FIGURE 7.

Activity analysis of ADAM17. A, activity of ADAM17 was studied through the analysis of ADAM17-specific shedding events. wt mEFs expressing the endogenous ADAM17 substrate TNFRI were seeded at a density of 500,000 cells. After 24 h, cell culture medium was replaced by medium containing either 1 μm of the pan-PLK inhibitor BI 2536 (gray bars) or DMSO (vehicle control, black bars). Media were conditioned for 6 h, and afterward 100 nm PMA was added for 1 h. B, wt mEFs were stably transfected with wt PLK2 or mock plasmid (pQXCIP). Quantitative RT-PCR analysis was performed to quantify PLK2 expression levels in the stable transfected mEF cells.

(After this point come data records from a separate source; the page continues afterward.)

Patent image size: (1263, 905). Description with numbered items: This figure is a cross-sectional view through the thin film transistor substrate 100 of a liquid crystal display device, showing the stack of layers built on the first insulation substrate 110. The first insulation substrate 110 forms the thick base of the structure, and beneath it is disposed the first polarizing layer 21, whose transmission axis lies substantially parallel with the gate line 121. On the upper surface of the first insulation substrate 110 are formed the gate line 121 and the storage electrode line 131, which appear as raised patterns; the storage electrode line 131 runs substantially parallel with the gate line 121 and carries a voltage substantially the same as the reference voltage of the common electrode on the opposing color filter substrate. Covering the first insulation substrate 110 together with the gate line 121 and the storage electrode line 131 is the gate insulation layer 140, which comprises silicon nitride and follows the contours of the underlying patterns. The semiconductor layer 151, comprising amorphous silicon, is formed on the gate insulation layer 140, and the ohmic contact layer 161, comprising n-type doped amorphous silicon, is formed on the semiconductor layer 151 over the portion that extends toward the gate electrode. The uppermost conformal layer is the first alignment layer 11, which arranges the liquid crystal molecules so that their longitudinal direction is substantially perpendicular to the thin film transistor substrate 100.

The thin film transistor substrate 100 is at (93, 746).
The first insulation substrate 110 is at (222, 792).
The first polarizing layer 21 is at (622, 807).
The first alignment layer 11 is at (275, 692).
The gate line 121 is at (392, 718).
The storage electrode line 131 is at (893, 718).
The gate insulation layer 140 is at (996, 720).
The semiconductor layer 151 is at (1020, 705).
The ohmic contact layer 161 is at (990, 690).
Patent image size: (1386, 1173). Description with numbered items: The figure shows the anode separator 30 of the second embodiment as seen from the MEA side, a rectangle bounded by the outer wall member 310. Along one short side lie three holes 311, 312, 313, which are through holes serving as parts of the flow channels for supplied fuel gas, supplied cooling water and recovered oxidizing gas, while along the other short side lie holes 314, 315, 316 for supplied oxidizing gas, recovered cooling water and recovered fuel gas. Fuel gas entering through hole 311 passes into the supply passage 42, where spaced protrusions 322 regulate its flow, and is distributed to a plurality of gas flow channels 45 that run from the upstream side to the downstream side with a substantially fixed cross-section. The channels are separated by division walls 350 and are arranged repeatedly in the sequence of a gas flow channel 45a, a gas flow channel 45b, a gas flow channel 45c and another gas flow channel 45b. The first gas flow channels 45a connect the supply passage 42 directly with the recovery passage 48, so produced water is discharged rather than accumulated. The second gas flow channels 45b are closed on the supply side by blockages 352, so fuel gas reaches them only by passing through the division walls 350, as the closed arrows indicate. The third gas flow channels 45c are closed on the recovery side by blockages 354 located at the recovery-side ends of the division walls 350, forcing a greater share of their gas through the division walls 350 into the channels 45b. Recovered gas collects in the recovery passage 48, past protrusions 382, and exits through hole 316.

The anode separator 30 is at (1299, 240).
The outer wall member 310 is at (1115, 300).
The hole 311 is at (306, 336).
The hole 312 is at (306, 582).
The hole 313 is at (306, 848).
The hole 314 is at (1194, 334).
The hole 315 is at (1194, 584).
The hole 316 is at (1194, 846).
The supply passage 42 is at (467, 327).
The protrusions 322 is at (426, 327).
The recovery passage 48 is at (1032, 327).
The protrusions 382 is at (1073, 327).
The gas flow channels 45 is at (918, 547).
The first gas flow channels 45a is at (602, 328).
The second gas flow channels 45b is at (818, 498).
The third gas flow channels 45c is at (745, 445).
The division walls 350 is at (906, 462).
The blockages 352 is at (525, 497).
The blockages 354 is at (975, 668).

One representative experiment is shown. C, stably transfected wt PLK2-mEF cells as well as mock transfected cells (pQXCIP-mEFs) were seeded at a density of 250,000 cells/12 wells. 24 h later the cell culture medium was replaced and conditioned for the indicated time periods. D, stably transfected wt PLK2-NIH3T3 cells as well as mock transfected cells (pQXCIP-NIH3T3) were seeded at a density of 500,000 cells. 24 h later, the cell culture medium was replaced and conditioned for the indicated time periods. E, Neuro2A cells were transiently transfected with PLK2 or PLK2KM and seeded at a density of 1 × 10⁶ cells. 24 h later, the cell culture medium was replaced and conditioned for 24 h (n = 3). All error bars denote S.E. **, p < 0.01; ***, p < 0.001; ns, not significant. For the ELISA experiment, we show the mean of three independent experiments performed in duplicate.